Weak Governance Threatens JSE, NSE Relationship


By Goddy Egene, 06.01.2010 

 Indications emerged last weekend that the weak corporate governance in the Nigerian capital market is discouraging the Johannesburg Stock Exchange (JSE) Limited of South Africa from partnering with the Nigerian Stock Exchange (NSE) and quoted companies.


As part of its long-term strategies to promote the growth of capital markets in Africa, the JSE in February 2009 launched the African Board. But Business Development Manager, Africa Desk, JSE, Mr. Geoff Musekiwa, told THISDAY last July that they were eyeing some companies in Nigeria to list on Africa's biggest bourse. Oando Plc is the only Nigerian firm that is currently listed on the main board of the JSE Limited while Pinnacle Point Group is the only South African firm listed on the NSE.

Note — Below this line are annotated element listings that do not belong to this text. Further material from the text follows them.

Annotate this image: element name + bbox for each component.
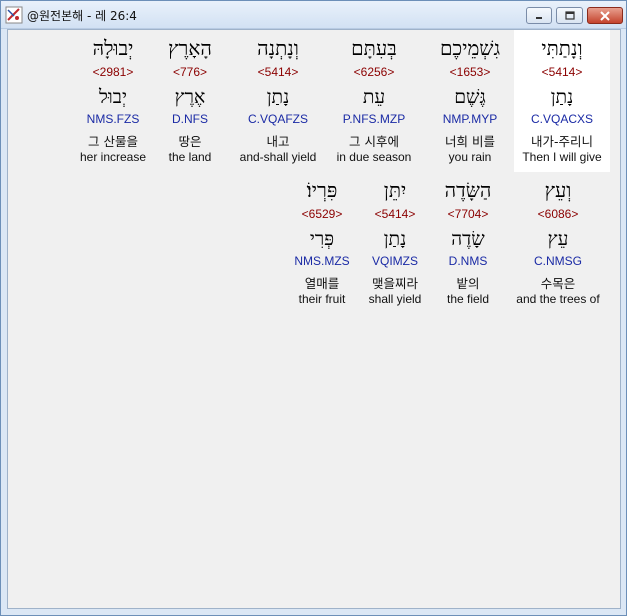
lemma: נָתַן bbox=[550, 86, 574, 108]
english-gloss: her increase bbox=[79, 150, 147, 164]
hebrew-word: וְנָתְנָה bbox=[257, 36, 299, 60]
lemma: עֵץ bbox=[547, 228, 569, 250]
word-cell[interactable]: יְבוּלָהּ <2981> יְבוּל NMS.FZS 그 산물을 he… bbox=[70, 30, 156, 172]
word-cell[interactable]: וְנָתַתִּי <5414> נָתַן C.VQACXS 내가-주리니 … bbox=[514, 30, 610, 172]
english-gloss: Then I will give bbox=[522, 150, 602, 164]
english-gloss: you rain bbox=[448, 150, 492, 164]
strong-number[interactable]: <6086> bbox=[508, 207, 608, 221]
word-cell[interactable]: בְּעִתָּם <6256> עֵת P.NFS.MZP 그 시후에 in … bbox=[326, 30, 422, 172]
maximize-button[interactable] bbox=[556, 7, 583, 24]
lemma: נָתַן bbox=[266, 86, 290, 108]
hebrew-word: יְבוּלָהּ bbox=[92, 36, 134, 60]
english-gloss: and-shall yield bbox=[239, 150, 317, 164]
close-icon bbox=[600, 10, 610, 21]
hebrew-word: הָאָרֶץ bbox=[168, 36, 212, 60]
hebrew-word: פִּרְיוֹ׃ bbox=[306, 178, 338, 202]
interlinear-panel: וְנָתַתִּי <5414> נָתַן C.VQACXS 내가-주리니 … bbox=[7, 29, 621, 609]
english-gloss: the land bbox=[168, 150, 212, 164]
word-cell[interactable]: וְנָתְנָה <5414> נָתַן C.VQAFZS 내고 and-s… bbox=[230, 30, 326, 172]
window-title: @원전본해 - 레 26:4 bbox=[27, 9, 137, 23]
lemma: גֶּשֶׁם bbox=[454, 86, 486, 108]
hebrew-word: גִשְׁמֵיכֶם bbox=[439, 36, 501, 60]
korean-gloss: 땅은 bbox=[178, 134, 202, 149]
english-gloss: in due season bbox=[336, 150, 412, 164]
word-cell[interactable]: וְעֵץ <6086> עֵץ C.NMSG 수목은 and the tree… bbox=[508, 172, 608, 314]
minimize-button[interactable] bbox=[526, 7, 552, 24]
lemma: יְבוּל bbox=[99, 86, 127, 108]
strong-number[interactable]: <776> bbox=[148, 65, 232, 79]
word-cell[interactable]: הָאָרֶץ <776> אֶרֶץ D.NFS 땅은 the land bbox=[148, 30, 232, 172]
parsing-code: P.NFS.MZP bbox=[342, 112, 406, 126]
korean-gloss: 그 시후에 bbox=[349, 134, 399, 149]
parsing-code: C.NMSG bbox=[534, 254, 582, 268]
korean-gloss: 내가-주리니 bbox=[530, 134, 593, 149]
window-bottom-border bbox=[1, 609, 626, 615]
maximize-icon bbox=[564, 10, 575, 20]
hebrew-word: וְנָתַתִּי bbox=[541, 36, 583, 60]
strong-number[interactable]: <6256> bbox=[326, 65, 422, 79]
lemma: פְּרִי bbox=[309, 228, 335, 250]
title-bar[interactable]: @원전본해 - 레 26:4 bbox=[1, 1, 626, 29]
parsing-code: NMP.MYP bbox=[442, 112, 498, 126]
minimize-icon bbox=[536, 16, 542, 19]
korean-gloss: 그 산물을 bbox=[88, 134, 138, 149]
strong-number[interactable]: <2981> bbox=[70, 65, 156, 79]
app-window: @원전본해 - 레 26:4 וְנָתַתִּי <5414> נָתַן C… bbox=[0, 0, 627, 616]
lemma: עֵת bbox=[362, 86, 386, 108]
parsing-code: C.VQACXS bbox=[530, 112, 593, 126]
strong-number[interactable]: <5414> bbox=[230, 65, 326, 79]
close-button[interactable] bbox=[587, 7, 623, 24]
english-gloss: their fruit bbox=[298, 292, 346, 306]
strong-number[interactable]: <6529> bbox=[278, 207, 366, 221]
hebrew-word: בְּעִתָּם bbox=[351, 36, 397, 60]
korean-gloss: 열매를 bbox=[304, 276, 340, 291]
app-icon bbox=[5, 6, 23, 24]
word-cell[interactable]: פִּרְיוֹ׃ <6529> פְּרִי NMS.MZS 열매를 thei… bbox=[278, 172, 366, 314]
korean-gloss: 너희 비를 bbox=[445, 134, 495, 149]
parsing-code: NMS.FZS bbox=[86, 112, 140, 126]
parsing-code: NMS.MZS bbox=[294, 254, 350, 268]
hebrew-word: וְעֵץ bbox=[544, 178, 572, 202]
english-gloss: and the trees of bbox=[516, 292, 600, 306]
strong-number[interactable]: <5414> bbox=[514, 65, 610, 79]
parsing-code: C.VQAFZS bbox=[247, 112, 308, 126]
parsing-code: D.NFS bbox=[172, 112, 208, 126]
word-cell[interactable]: גִשְׁמֵיכֶם <1653> גֶּשֶׁם NMP.MYP 너희 비를… bbox=[422, 30, 518, 172]
lemma: אֶרֶץ bbox=[174, 86, 206, 108]
strong-number[interactable]: <1653> bbox=[422, 65, 518, 79]
korean-gloss: 수목은 bbox=[540, 276, 576, 291]
korean-gloss: 내고 bbox=[266, 134, 290, 149]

However, prospects of more Nigerian firms listing on the JSE appears slim following issues of corporate governance raised by the Chief Executive Officer of JSE Limited, Mr. Russell Loubser. Reuters quoted Loubser as admitting looking towards having a robust relationship with the NSE and quoted companies but complained about poor corporate governance.


After calling off a deal to buy a strategic stake in the Mauritius Stock Exchange last March, Reuters asked Loubser other plans they had in mind - including looking into Nigeria's way.  And he said: "There are possibilities there and Nigeria is too big to ignore but at the same time Nigeria has a lot to do about things like corporate governance. We will continue to look at that part of the market but it is not without its dangers."Musekiwa had last July told THISDAY that discussions were on with many companies across the continent to patronise the African Board in order to enjoy the attendant benefits.


“We have been to Nigeria, had discussions with regulators, operators and companies. We are hoping to get some listing from Nigeria. Oando Plc that is listed on the JSE has enjoyed tremendous exposure and we believe more Nigerian firms should have access to the JSE for more exposure,” he said.He said that the African Board has been developed to attract foreign capital to the African market, by allowing investors access to the very exciting opportunities that exist in Africa. During the launch of the African Board in 2009, Executive Head for Africa at JSE Limited, Maureen Dlamini, said it will list only African companies. She said: “Foreign investors approached the JSE looking for ways to diversify their portfolios and the African Board is a response to that expressed need.”


She listed the benefits of getting listed on the African Board to include increased trading hours and greater exposure, increased liquidity (which is attractive to foreign investors); improved product offering, strategic positioning for the rest of Africa as well as  the favourable listing  requirements, fees and obligations. Analysts said that given the reservations of Loubser, Nigerian companies wishing to take advantage of these benefits by listing on the JSE may be denied the opportunity.The analysts said that the JSE Limited boss may have been referring to some of the    issues brought out by the last special audit of banks by the Central Bank of Nigeria (CBN) which uncovered insider dealings and huge toxic assets.


However, as part of efforts to address the weak corporate governance in the capital market, the Securities and Exchange Commission (SEC) is currently exposing the report of a special committee   on corporate governance that was set up in 2008. The report was submitted last year and it is being exposed by the Commission to stakeholders for their contributions before its implementation.